# Creda Storage Heaters



## WarrenBuffet (29 Jan 2006)

Hi,

Recently my 87 year old gran-aunt got storage heating installed in her house. (The house is very old and i would imagine would have awful insulation).

My dad, in his wisdom, threw out the instruction manual a few weeks ago but now the first ESB bill has arrived and its about €500! I have tried in vain to find an instruction manual for the creda storage heaters but just cant locate their website. Google for the first time ever seems to have let me down plus i did a search of AAM - another once in a million failure!

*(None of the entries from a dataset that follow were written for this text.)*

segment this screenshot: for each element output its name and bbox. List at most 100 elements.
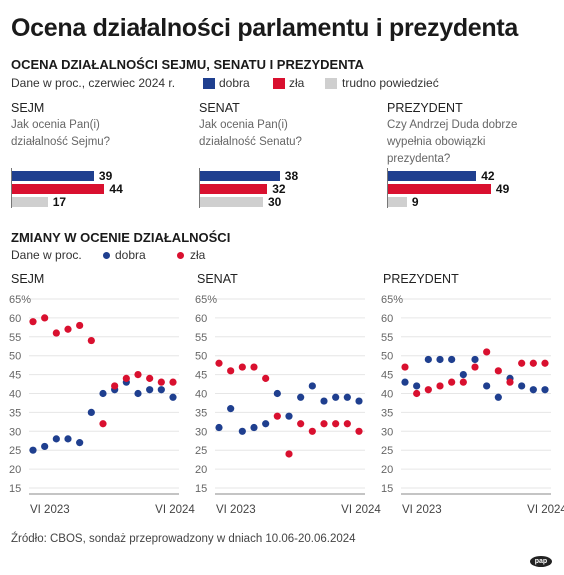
- point-bad: [320, 420, 328, 428]
- point-bad: [494, 367, 502, 375]
- x-tick-label: VI 2024: [155, 504, 195, 516]
- bar-value-good: 39: [98, 169, 113, 183]
- point-bad: [41, 314, 49, 322]
- y-tick-label: 20: [195, 464, 207, 476]
- point-good: [64, 435, 72, 443]
- panel-title-senat: SENAT: [199, 101, 240, 115]
- panel-question-sejm: Jak ocenia Pan(i) działalność Sejmu?: [11, 119, 111, 148]
- y-tick-label: 60: [381, 313, 393, 325]
- point-bad: [262, 374, 270, 382]
- bar-axis-senat: [199, 168, 200, 208]
- bar-good: [388, 171, 477, 181]
- point-good: [227, 405, 235, 413]
- scatter-title-senat: SENAT: [197, 272, 238, 286]
- point-bad: [29, 318, 37, 326]
- section1-note: Dane w proc., czerwiec 2024 r.: [11, 76, 176, 90]
- point-good: [215, 423, 223, 432]
- bar-value-good: 38: [284, 169, 299, 183]
- bar-hard: [200, 197, 263, 207]
- panel-question-prezydent: Czy Andrzej Duda dobrze wypełnia obowiąz…: [387, 119, 518, 165]
- point-bad: [146, 374, 154, 382]
- point-bad: [518, 359, 526, 367]
- point-good: [41, 442, 49, 451]
- point-bad: [227, 367, 235, 375]
- point-bad: [250, 363, 258, 371]
- legend-label-bad: zła: [289, 76, 305, 90]
- bar-value-bad: 49: [495, 182, 510, 196]
- section2-heading: ZMIANY W OCENIE DZIAŁALNOŚCI: [11, 230, 231, 245]
- point-good: [297, 393, 305, 401]
- bar-bad: [12, 184, 105, 194]
- section1-heading: OCENA DZIAŁALNOŚCI SEJMU, SENATU I PREZY…: [11, 57, 364, 72]
- y-tick-label: 55: [9, 332, 21, 344]
- point-bad: [424, 386, 432, 394]
- scatter-title-sejm: SEJM: [11, 272, 44, 286]
- bar-good: [200, 171, 280, 181]
- bar-bad: [388, 184, 491, 194]
- y-tick-label: 55: [381, 332, 393, 344]
- bar-value-hard: 30: [268, 195, 282, 209]
- point-bad: [308, 427, 316, 435]
- y-tick-label: 15: [381, 483, 393, 495]
- y-tick-label: 25: [381, 445, 393, 457]
- legend-dot-label-good: dobra: [115, 248, 146, 262]
- x-tick-label: VI 2023: [402, 504, 442, 516]
- point-good: [308, 382, 316, 390]
- point-good: [134, 389, 142, 398]
- point-good: [273, 389, 281, 398]
- bar-hard: [12, 197, 48, 207]
- point-good: [52, 435, 60, 443]
- point-bad: [111, 382, 119, 390]
- y-tick-label: 45: [9, 370, 21, 382]
- point-good: [401, 378, 409, 386]
- pap-logo: pap: [530, 556, 552, 567]
- y-tick-label: 15: [195, 483, 207, 495]
- y-tick-label: 25: [9, 445, 21, 457]
- point-good: [494, 393, 502, 401]
- y-tick-label: 45: [381, 370, 393, 382]
- panel-title-prezydent: PREZYDENT: [387, 101, 463, 115]
- scatter-title-prezydent: PREZYDENT: [383, 272, 459, 286]
- bar-value-bad: 32: [272, 182, 286, 196]
- point-bad: [273, 412, 281, 420]
- y-tick-label: 65%: [381, 294, 403, 306]
- point-bad: [506, 378, 514, 386]
- point-bad: [541, 359, 549, 367]
- bar-bad: [200, 184, 268, 194]
- y-tick-label: 60: [195, 313, 207, 325]
- point-good: [285, 412, 293, 420]
- point-good: [529, 386, 537, 394]
- y-tick-label: 40: [9, 389, 21, 401]
- point-bad: [64, 325, 72, 333]
- point-good: [459, 371, 467, 379]
- legend-swatch-hard: [325, 78, 337, 89]
- point-bad: [122, 374, 130, 382]
- point-good: [157, 386, 165, 394]
- y-tick-label: 40: [381, 389, 393, 401]
- point-bad: [297, 420, 305, 428]
- point-good: [87, 408, 95, 416]
- point-good: [250, 423, 258, 432]
- x-tick-label: VI 2023: [30, 504, 70, 516]
- x-tick-label: VI 2024: [341, 504, 381, 516]
- section2-note: Dane w proc.: [11, 248, 82, 262]
- point-bad: [413, 389, 421, 398]
- point-good: [146, 386, 154, 394]
- point-bad: [471, 363, 479, 371]
- bar-value-hard: 9: [411, 195, 419, 209]
- legend-dot-good: [103, 252, 110, 259]
- panel-title-sejm: SEJM: [11, 101, 45, 115]
- legend-label-hard: trudno powiedzieć: [342, 76, 439, 90]
- y-tick-label: 20: [9, 464, 21, 476]
- point-bad: [238, 363, 246, 371]
- y-tick-label: 35: [381, 407, 393, 419]
- bar-good: [12, 171, 94, 181]
- y-tick-label: 30: [381, 426, 393, 438]
- y-tick-label: 60: [9, 313, 21, 325]
- y-tick-label: 50: [195, 351, 207, 363]
- point-bad: [134, 371, 142, 379]
- point-good: [471, 355, 479, 364]
- bar-value-bad: 44: [109, 182, 123, 196]
- legend-label-good: dobra: [219, 76, 250, 90]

Does anyone have any tips on how to set the heater to the optimum / most efficient setting? (My gran-aunt would want the heat to come out all day because, as her age might suggest, she is rarely out and about the place). 

It would be great if someone could direct me to the official Creda website for storage heaters too. BTW The models are:
- Creda TSR24MW-79364S
- Creda TSR24CW - 79368S

Thanks a mil,
WB


----------



## Sue Ellen (29 Jan 2006)

Hi Warren,

Have you had a read of the key post on Storage Heaters which has some info on optimum use.

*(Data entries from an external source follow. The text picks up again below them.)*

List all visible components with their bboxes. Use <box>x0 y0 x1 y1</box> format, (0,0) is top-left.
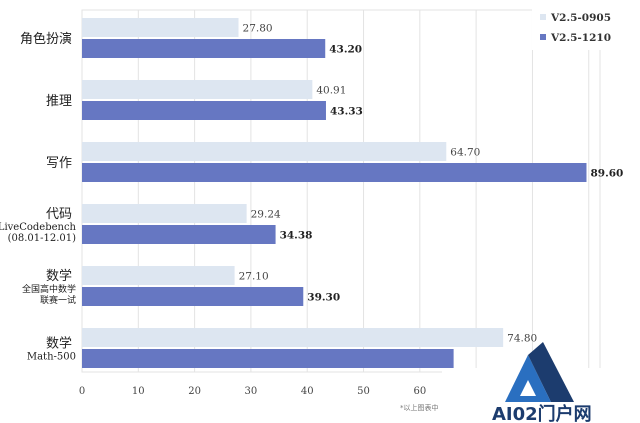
x-tick-label: 20 <box>188 386 201 397</box>
data-label-V2.5-1210: 43.33 <box>330 106 363 118</box>
x-tick-label: 40 <box>301 386 314 397</box>
x-tick-label: 0 <box>79 386 85 397</box>
plot-frame <box>81 9 601 373</box>
bar-V2.5-1210 <box>82 225 276 244</box>
logo-triangle-left <box>505 355 551 402</box>
value-labels: 27.80 43.20 40.91 43.33 64.70 89.60 29.24 34.38… <box>239 23 624 345</box>
bar-V2.5-1210 <box>82 39 326 58</box>
category-sublabel: Math-500 <box>27 352 76 363</box>
bar-V2.5-0905 <box>82 142 447 161</box>
x-tick-label: 50 <box>357 386 370 397</box>
category-labels: 角色扮演推理写作代码LiveCodebench(08.01-12.01)数学全国… <box>0 31 77 363</box>
bar-V2.5-1210 <box>82 287 304 306</box>
category-label: 推理 <box>46 94 72 109</box>
category-label: 数学 <box>46 268 72 284</box>
category-sublabel: (08.01-12.01) <box>8 233 77 244</box>
watermark-text: AI02门户网 <box>492 403 592 423</box>
bar-V2.5-0905 <box>82 204 247 223</box>
legend-swatch <box>540 14 546 20</box>
category-sublabel: 联赛一试 <box>40 294 76 306</box>
bar-V2.5-1210 <box>82 349 454 368</box>
data-label-V2.5-0905: 64.70 <box>450 147 480 159</box>
bar-V2.5-1210 <box>82 101 326 120</box>
data-label-V2.5-1210: 89.60 <box>590 168 623 180</box>
data-label-V2.5-0905: 74.80 <box>507 333 537 345</box>
category-label: 写作 <box>46 156 72 171</box>
x-tick-label: 60 <box>413 386 426 397</box>
data-label-V2.5-1210: 39.30 <box>307 292 340 304</box>
data-label-V2.5-0905: 40.91 <box>316 85 346 97</box>
legend-box <box>532 8 630 50</box>
footnote: *以上图表中 <box>400 403 439 412</box>
gridlines <box>81 9 601 373</box>
legend-label: V2.5-0905 <box>550 12 611 24</box>
category-sublabel: LiveCodebench <box>0 222 77 233</box>
x-tick-label: 10 <box>132 386 145 397</box>
category-label: 代码 <box>46 207 72 222</box>
bar-V2.5-0905 <box>82 328 504 347</box>
legend-label: V2.5-1210 <box>550 32 611 44</box>
category-label: 数学 <box>46 336 72 352</box>
bar-V2.5-0905 <box>82 266 235 285</box>
bars <box>82 18 587 368</box>
x-tick-label: 30 <box>245 386 258 397</box>
data-label-V2.5-0905: 27.80 <box>243 23 273 35</box>
bar-V2.5-1210 <box>82 163 587 182</box>
legend-swatch <box>540 34 546 40</box>
bar-V2.5-0905 <box>82 18 239 37</box>
data-label-V2.5-1210: 34.38 <box>280 230 313 242</box>
x-axis-ticks: 0 10 20 30 40 50 60 <box>79 386 426 397</box>
category-label: 角色扮演 <box>20 31 72 47</box>
legend: V2.5-0905 V2.5-1210 <box>532 8 630 50</box>
category-sublabel: 全国高中数学 <box>22 283 76 295</box>
logo-triangle-right <box>528 342 574 402</box>
bar-V2.5-0905 <box>82 80 313 99</box>
data-label-V2.5-0905: 29.24 <box>251 209 281 221</box>
logo-notch <box>520 380 536 396</box>
data-label-V2.5-0905: 27.10 <box>239 271 269 283</box>
watermark-logo: AI02门户网 <box>442 342 640 423</box>
data-label-V2.5-1210: 43.20 <box>329 44 362 56</box>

Sorry I can't find anything obvious on Google either. A quick call to the original supplier might be in order. Perhaps they can give a copy or advise where one can be bought.


----------



## peppa 2009 (12 Jan 2009)

Hi,

i think the web site for Creda is www.creda.com the bottom of the page is a link for heating and as far as i know there is an option to download a manual! hope this helps 

Peppa 2009


----------



## mosstown (12 Jan 2009)

try this website www.applied-energy.com then on top left you will see a tab for Creda, go in here and have a look about, i think you will find something there.


----------